Я держу его за руку, зная, что это первый человек, который меня понимает, потому что, возможно, он прожил то же самое. Мне стыдно смотреть ему в глаза, а мне почти сорок два года, поэтому я, зажмурив глаза, сжимаю его руку и отказываюсь думать о том, что это когда-то закончится.
Мы начинаем общаться. Ездить вместе в короткие путешествия, ходить в театр и на выставки. Уверен, вы нас даже видели вместе. Я знакомлю его со своим сыном, а он нас со своей дочкой. И мы даже едем вчетвером куда-то далеко, откуда привозим множество ярких воспоминаний и фотографий. Даже таких, где мы держимся за руки. Дети начинают дружить между собой, а нашу теплоту воспринимают как что-то естественное, что точно не угрожает их собственному миру. Мамы наших детей пишут нам периодически о том, что наши дети говорят об этом, когда нас рядом нет. Это красивые мысли красивых людей, которые не боятся быть.

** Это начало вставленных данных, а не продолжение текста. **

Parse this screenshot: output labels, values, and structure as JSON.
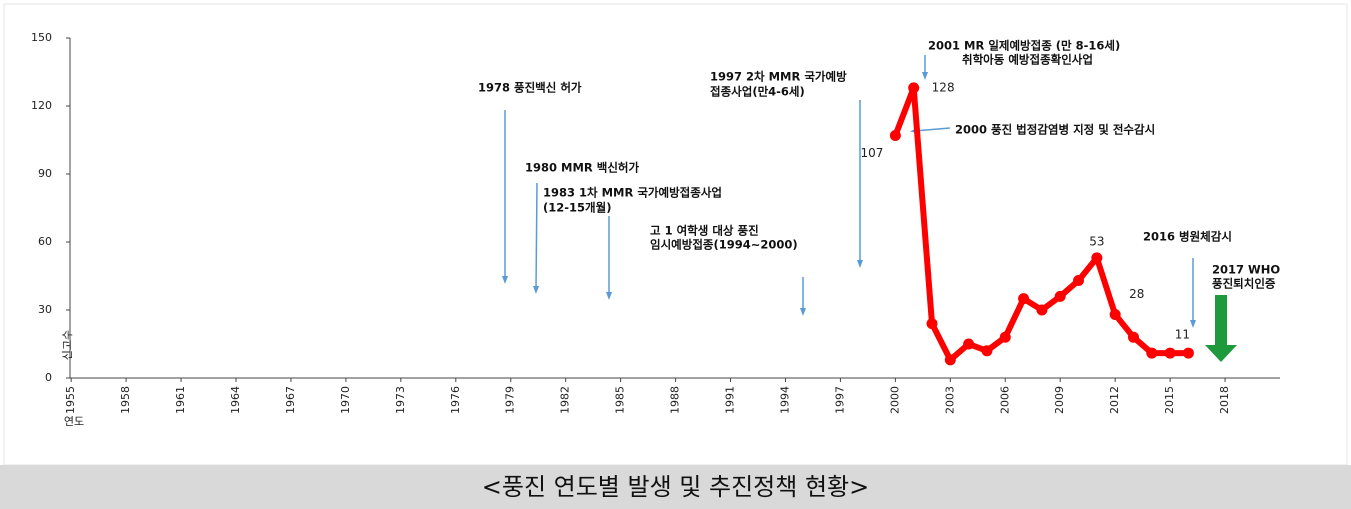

Мы всё ещё не семья. Пару раз нам нахамили какие-то ребята на парковке, один раз мне разбили нос. Вызванные полицейские посмеялись себе в усы: ребята, вы бы ещё на центральной вокзале за руки взялись бы. Думать надо, что делаете.

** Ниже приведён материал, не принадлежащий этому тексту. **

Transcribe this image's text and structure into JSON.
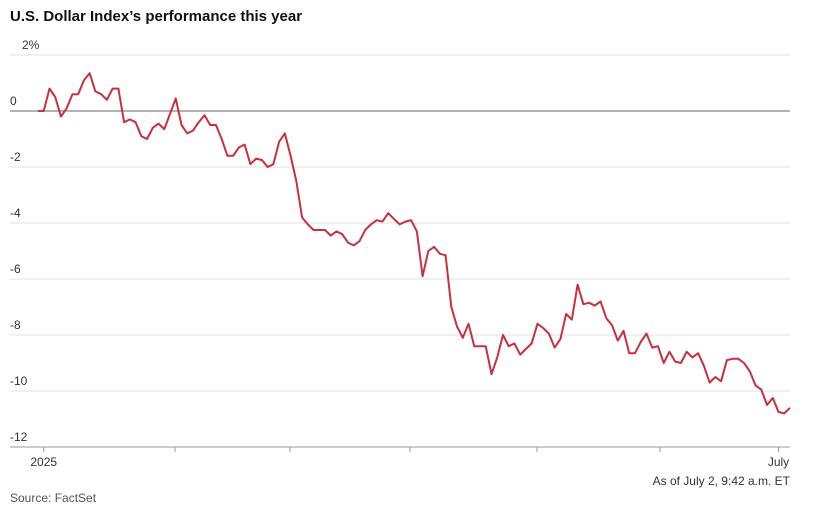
{
  "chart_data": {
    "type": "line",
    "title": "U.S. Dollar Index’s performance this year",
    "source": "Source: FactSet",
    "note": "As of July 2, 9:42 a.m. ET",
    "categories": [
      null,
      "2025",
      null,
      null,
      null,
      null,
      null,
      null,
      null,
      null,
      null,
      null,
      null,
      null,
      null,
      null,
      null,
      null,
      null,
      null,
      null,
      null,
      null,
      null,
      null,
      null,
      null,
      null,
      null,
      null,
      null,
      null,
      null,
      null,
      null,
      null,
      null,
      null,
      null,
      null,
      null,
      null,
      null,
      null,
      null,
      null,
      null,
      null,
      null,
      null,
      null,
      null,
      null,
      null,
      null,
      null,
      null,
      null,
      null,
      null,
      null,
      null,
      null,
      null,
      null,
      null,
      null,
      null,
      null,
      null,
      null,
      null,
      null,
      null,
      null,
      null,
      null,
      null,
      null,
      null,
      null,
      null,
      null,
      null,
      null,
      null,
      null,
      null,
      null,
      null,
      null,
      null,
      null,
      null,
      null,
      null,
      null,
      null,
      null,
      null,
      null,
      null,
      null,
      null,
      null,
      null,
      null,
      null,
      null,
      null,
      null,
      null,
      null,
      null,
      null,
      null,
      null,
      null,
      null,
      null,
      null,
      null,
      null,
      null,
      null,
      null,
      null,
      null,
      null,
      "July",
      null,
      null
    ],
    "series": [
      {
        "name": "U.S. Dollar Index",
        "color": "#c8303f",
        "values": [
          0,
          0,
          0.8,
          0.5,
          -0.2,
          0.1,
          0.6,
          0.6,
          1.1,
          1.35,
          0.7,
          0.6,
          0.4,
          0.8,
          0.8,
          -0.4,
          -0.3,
          -0.4,
          -0.9,
          -1.0,
          -0.6,
          -0.45,
          -0.65,
          -0.1,
          0.45,
          -0.5,
          -0.8,
          -0.7,
          -0.4,
          -0.15,
          -0.5,
          -0.5,
          -1.0,
          -1.6,
          -1.6,
          -1.3,
          -1.2,
          -1.9,
          -1.7,
          -1.75,
          -2.0,
          -1.9,
          -1.1,
          -0.8,
          -1.6,
          -2.5,
          -3.8,
          -4.05,
          -4.25,
          -4.25,
          -4.25,
          -4.45,
          -4.3,
          -4.4,
          -4.7,
          -4.8,
          -4.65,
          -4.25,
          -4.05,
          -3.9,
          -3.95,
          -3.65,
          -3.85,
          -4.05,
          -3.95,
          -3.9,
          -4.3,
          -5.9,
          -5.0,
          -4.85,
          -5.1,
          -5.15,
          -7.0,
          -7.7,
          -8.1,
          -7.6,
          -8.4,
          -8.4,
          -8.4,
          -9.4,
          -8.8,
          -8.0,
          -8.4,
          -8.3,
          -8.7,
          -8.5,
          -8.3,
          -7.6,
          -7.75,
          -7.95,
          -8.45,
          -8.15,
          -7.25,
          -7.45,
          -6.2,
          -6.9,
          -6.85,
          -6.95,
          -6.8,
          -7.4,
          -7.65,
          -8.2,
          -7.85,
          -8.65,
          -8.65,
          -8.25,
          -7.95,
          -8.45,
          -8.4,
          -9.0,
          -8.6,
          -8.95,
          -9.0,
          -8.6,
          -8.8,
          -8.65,
          -9.1,
          -9.7,
          -9.5,
          -9.65,
          -8.9,
          -8.85,
          -8.85,
          -9.0,
          -9.3,
          -9.8,
          -9.95,
          -10.5,
          -10.25,
          -10.75,
          -10.8,
          -10.6
        ]
      }
    ],
    "ylim": [
      -12,
      2
    ],
    "yticks": [
      {
        "value": 2,
        "label": "2%"
      },
      0,
      -2,
      -4,
      -6,
      -8,
      -10,
      -12
    ],
    "grid": true
  }
}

А потом, давайте представим, я чем-то заболел. Мне стало очень плохо, поэтому я большую часть дня лежу в постели. Он предлагает переехать ко мне, чтобы ухаживать за мной, я соглашаюсь. На вопрос моего сына я отвечаю, что это самый близкий человек после него, а затем, слегка волнуясь и тщательно подбирая слова, наконец-то, и сыну признаюсь, что я его очень люблю. Мой сын сильно переживает из-за того, что он услышал, но, однажды серьёзно поговорив, мы понимаем, что он переживает только лишь за то, что скажут люди вокруг. По этому поводу мы устраиваем прекрасный ужин, после которого смотрим мой любимый мультик "Лило и Стич", в котором есть такая замечательная фраза, которую говорит старшая сестра главной героини в тот момент, когда их пытаются разлучить органы опеки: «Охана — значит семья, в семье не бросят никого и никогда и не забудут…».
Мы всё ещё не семья, но в тот вечер ею были. Немножко неловкие, но очень трогательные. И точно очень счастливые.

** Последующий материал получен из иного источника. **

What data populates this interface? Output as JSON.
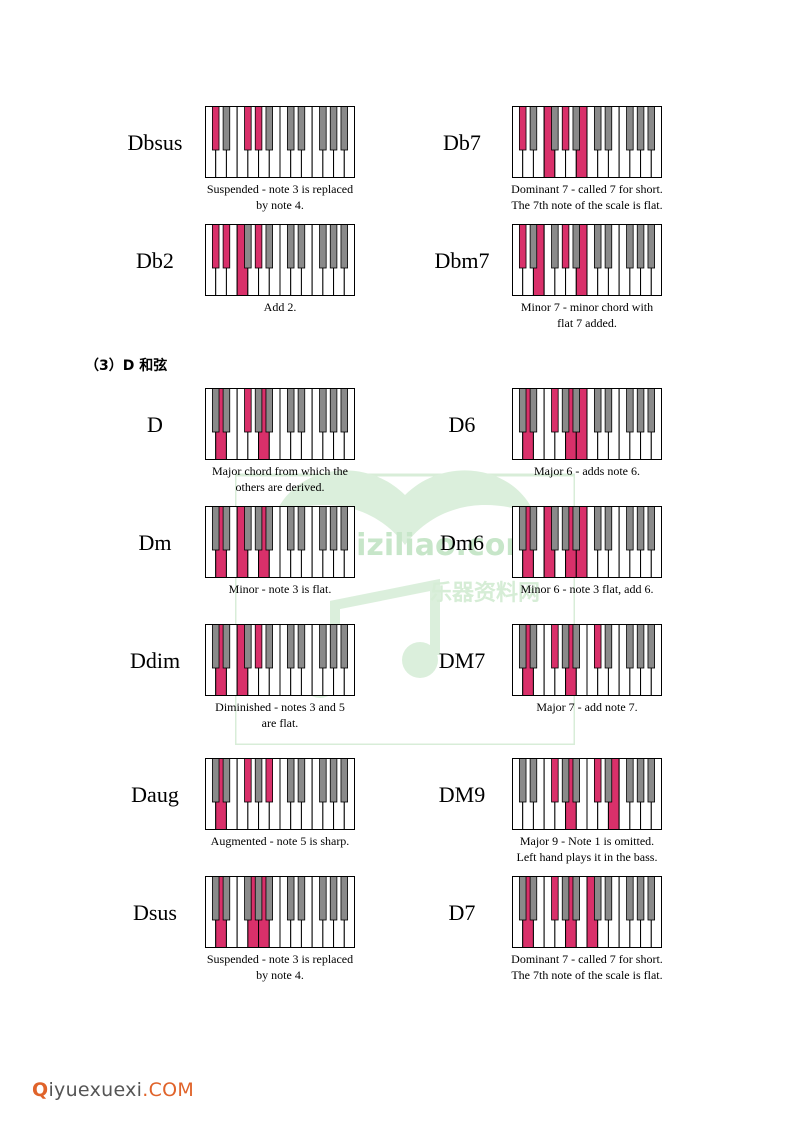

А потом был сумасшедший день. День, когда в дверь звонили не переставая. Брокер компании, где я держал страховой накопительный счёт, банковский служащий, представитель министерства образования, священник из местного католического прихода, секретарь партии, поддерживающей права людей быть отпетыми на родном языке - они все очень хотели мне помочь. Помню, что устало смеялся в ответ, говоря им, что мне уже не сильно можно помочь, а вот моей семье их помощь не помешала бы. В ответ они поджимали губы и заглядывали через плечо в квартиру, потом долго копались в своих калькуляторах, а потом выдавали брошюру, изданную бюро по защите Сатверсме, где красиво в столбик были перечислены причины, почему мы не семья. Там даже, представляете, были комментарии некоторых моих знакомых с фейсбука.
А потом я умер. И меня не отпевали. Оказывается никто не имел права выбрать на каком языке это должно происходить, потому что у меня не было семьи. Была. Но она не нравилась некоторым из вас, поэтому все решили, что её не было.